The name is derived from Hydra – the multi-headed Greek monster slain by Heracles – not from ‘hydro’.
The most colourful parts on mopheads are sterile bracts, each arranged in fours to make flower-like shapes. The true flowers are tiny and hidden among the bracts. With lacecap varieties, true flowers make up the centres, which are surrounded by an outer ring of bracts.
The new Hydrangeas macrophylla First Editions® Eclipse® has disease-resistant foliage, which keeps its deep purple colour throughout a long flowering season.

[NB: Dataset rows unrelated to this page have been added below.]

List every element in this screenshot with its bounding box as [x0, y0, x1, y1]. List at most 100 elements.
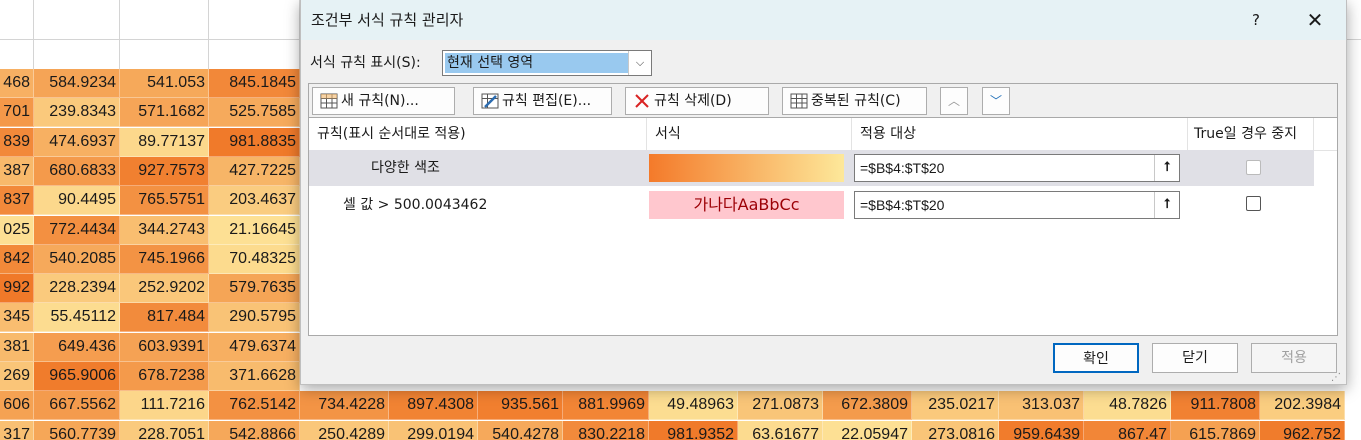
sheet-cell[interactable]: 387 — [0, 156, 34, 186]
collapse-dialog-icon[interactable]: ⭡ — [1154, 155, 1179, 181]
sheet-cell[interactable]: 837 — [0, 186, 34, 216]
rule-row[interactable]: 다양한 색조 =$B$4:$T$20 ⭡ — [309, 150, 1314, 186]
move-up-button[interactable]: ︿ — [940, 87, 968, 115]
duplicate-rule-button[interactable]: 중복된 규칙(C) — [782, 87, 927, 115]
sheet-cell[interactable]: 842 — [0, 244, 34, 274]
apply-button[interactable]: 적용 — [1251, 343, 1337, 373]
rule-row[interactable]: 셀 값 > 500.0043462 가나다AaBbCc =$B$4:$T$20 … — [309, 187, 1314, 223]
sheet-cell[interactable]: 541.053 — [120, 69, 209, 98]
ok-button[interactable]: 확인 — [1053, 343, 1139, 373]
sheet-cell[interactable]: 381 — [0, 332, 34, 362]
sheet-cell[interactable]: 269 — [0, 362, 34, 391]
sheet-cell[interactable]: 228.2394 — [34, 274, 120, 304]
sheet-cell[interactable]: 273.0816 — [912, 420, 999, 440]
sheet-cell[interactable]: 897.4308 — [389, 391, 478, 421]
column-header-rule[interactable]: 규칙(표시 순서대로 적용) — [309, 118, 647, 150]
edit-rule-button[interactable]: 규칙 편집(E)... — [473, 87, 612, 115]
sheet-cell[interactable]: 772.4434 — [34, 215, 120, 245]
sheet-cell[interactable]: 911.7808 — [1171, 391, 1260, 421]
sheet-cell[interactable]: 830.2218 — [563, 420, 649, 440]
sheet-cell[interactable]: 881.9969 — [563, 391, 649, 421]
sheet-cell[interactable]: 959.6439 — [999, 420, 1084, 440]
sheet-cell[interactable]: 479.6374 — [209, 332, 300, 362]
sheet-cell[interactable]: 317 — [0, 420, 34, 440]
sheet-cell[interactable]: 667.5562 — [34, 391, 120, 421]
sheet-cell[interactable]: 70.48325 — [209, 244, 300, 274]
sheet-cell[interactable]: 250.4289 — [300, 420, 389, 440]
sheet-cell[interactable]: 22.05947 — [823, 420, 912, 440]
show-rules-dropdown[interactable]: 현재 선택 영역 ⌵ — [442, 50, 652, 76]
sheet-cell[interactable]: 762.5142 — [209, 391, 300, 421]
applies-to-field[interactable]: =$B$4:$T$20 ⭡ — [854, 191, 1180, 219]
sheet-cell[interactable]: 584.9234 — [34, 69, 120, 98]
sheet-cell[interactable]: 90.4495 — [34, 186, 120, 216]
sheet-cell[interactable]: 672.3809 — [823, 391, 912, 421]
close-button[interactable]: 닫기 — [1152, 343, 1238, 373]
delete-rule-button[interactable]: 규칙 삭제(D) — [625, 87, 769, 115]
close-icon[interactable]: ✕ — [1286, 0, 1344, 40]
sheet-cell[interactable]: 21.16645 — [209, 215, 300, 245]
dialog-title-bar[interactable]: 조건부 서식 규칙 관리자 ? ✕ — [301, 0, 1346, 40]
sheet-cell[interactable]: 765.5751 — [120, 186, 209, 216]
collapse-dialog-icon[interactable]: ⭡ — [1154, 192, 1179, 218]
sheet-cell[interactable]: 427.7225 — [209, 156, 300, 186]
sheet-cell[interactable]: 560.7739 — [34, 420, 120, 440]
sheet-cell[interactable]: 345 — [0, 303, 34, 333]
column-header-applies-to[interactable]: 적용 대상 — [852, 118, 1188, 150]
stop-if-true-checkbox[interactable] — [1246, 160, 1261, 175]
sheet-cell[interactable]: 649.436 — [34, 332, 120, 362]
sheet-cell[interactable]: 252.9202 — [120, 274, 209, 304]
sheet-cell[interactable]: 579.7635 — [209, 274, 300, 304]
sheet-cell[interactable]: 745.1966 — [120, 244, 209, 274]
sheet-cell[interactable]: 817.484 — [120, 303, 209, 333]
column-header-format[interactable]: 서식 — [647, 118, 852, 150]
help-button[interactable]: ? — [1231, 0, 1281, 40]
sheet-cell[interactable]: 927.7573 — [120, 156, 209, 186]
sheet-cell[interactable]: 271.0873 — [738, 391, 823, 421]
sheet-cell[interactable]: 202.3984 — [1260, 391, 1345, 421]
column-header-stop-if-true[interactable]: True일 경우 중지 — [1188, 118, 1314, 150]
sheet-cell[interactable]: 678.7238 — [120, 362, 209, 391]
sheet-cell[interactable]: 525.7585 — [209, 98, 300, 128]
applies-to-field[interactable]: =$B$4:$T$20 ⭡ — [854, 154, 1180, 182]
sheet-cell[interactable]: 935.561 — [478, 391, 563, 421]
sheet-cell[interactable]: 63.61677 — [738, 420, 823, 440]
sheet-cell[interactable]: 344.2743 — [120, 215, 209, 245]
sheet-cell[interactable]: 839 — [0, 127, 34, 157]
sheet-cell[interactable]: 371.6628 — [209, 362, 300, 391]
sheet-cell[interactable]: 203.4637 — [209, 186, 300, 216]
sheet-cell[interactable]: 299.0194 — [389, 420, 478, 440]
sheet-cell[interactable]: 49.48963 — [649, 391, 738, 421]
sheet-cell[interactable]: 981.8835 — [209, 127, 300, 157]
sheet-cell[interactable]: 025 — [0, 215, 34, 245]
sheet-cell[interactable]: 468 — [0, 69, 34, 98]
sheet-cell[interactable]: 474.6937 — [34, 127, 120, 157]
sheet-cell[interactable]: 965.9006 — [34, 362, 120, 391]
sheet-cell[interactable]: 55.45112 — [34, 303, 120, 333]
sheet-cell[interactable]: 48.7826 — [1084, 391, 1171, 421]
sheet-cell[interactable]: 992 — [0, 274, 34, 304]
chevron-down-icon[interactable]: ⌵ — [628, 51, 651, 75]
sheet-cell[interactable]: 606 — [0, 391, 34, 421]
sheet-cell[interactable]: 540.4278 — [478, 420, 563, 440]
resize-grip-icon[interactable]: ⋰ — [1331, 372, 1343, 384]
sheet-cell[interactable]: 313.037 — [999, 391, 1084, 421]
sheet-cell[interactable]: 734.4228 — [300, 391, 389, 421]
sheet-cell[interactable]: 542.8866 — [209, 420, 300, 440]
sheet-cell[interactable]: 235.0217 — [912, 391, 999, 421]
sheet-cell[interactable]: 111.7216 — [120, 391, 209, 421]
sheet-cell[interactable]: 867.47 — [1084, 420, 1171, 440]
stop-if-true-checkbox[interactable] — [1246, 196, 1261, 211]
new-rule-button[interactable]: 새 규칙(N)... — [312, 87, 455, 115]
sheet-cell[interactable]: 845.1845 — [209, 69, 300, 98]
move-down-button[interactable]: ﹀ — [982, 87, 1010, 115]
sheet-cell[interactable]: 603.9391 — [120, 332, 209, 362]
sheet-cell[interactable]: 615.7869 — [1171, 420, 1260, 440]
sheet-cell[interactable]: 962.752 — [1260, 420, 1345, 440]
sheet-cell[interactable]: 290.5795 — [209, 303, 300, 333]
sheet-cell[interactable]: 981.9352 — [649, 420, 738, 440]
sheet-cell[interactable]: 228.7051 — [120, 420, 209, 440]
sheet-cell[interactable]: 540.2085 — [34, 244, 120, 274]
sheet-cell[interactable]: 89.77137 — [120, 127, 209, 157]
sheet-cell[interactable]: 571.1682 — [120, 98, 209, 128]
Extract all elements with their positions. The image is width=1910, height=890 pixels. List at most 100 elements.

Blooms have a cherry colour at the edge and a touch of lime green in the centre, and the plant is the first ever truly dark-leaved mophead hydrangea.
Hydrangeas look their best in late summer. But they produce early flowers, too, and if well managed the shrubs can bloom from June to November.
It’s recommended you grow them in rich fertile, moist soil with compost added before you plant, or in large tubs.
Their buds form in late summer and the spent flowers form an important protective layer for them, so they should not be removed until after the last frosts.
When you do prune, cut back to the first pair of healthy buds. Any old, crossing or dead wood should be cut right back to the base of the shrub.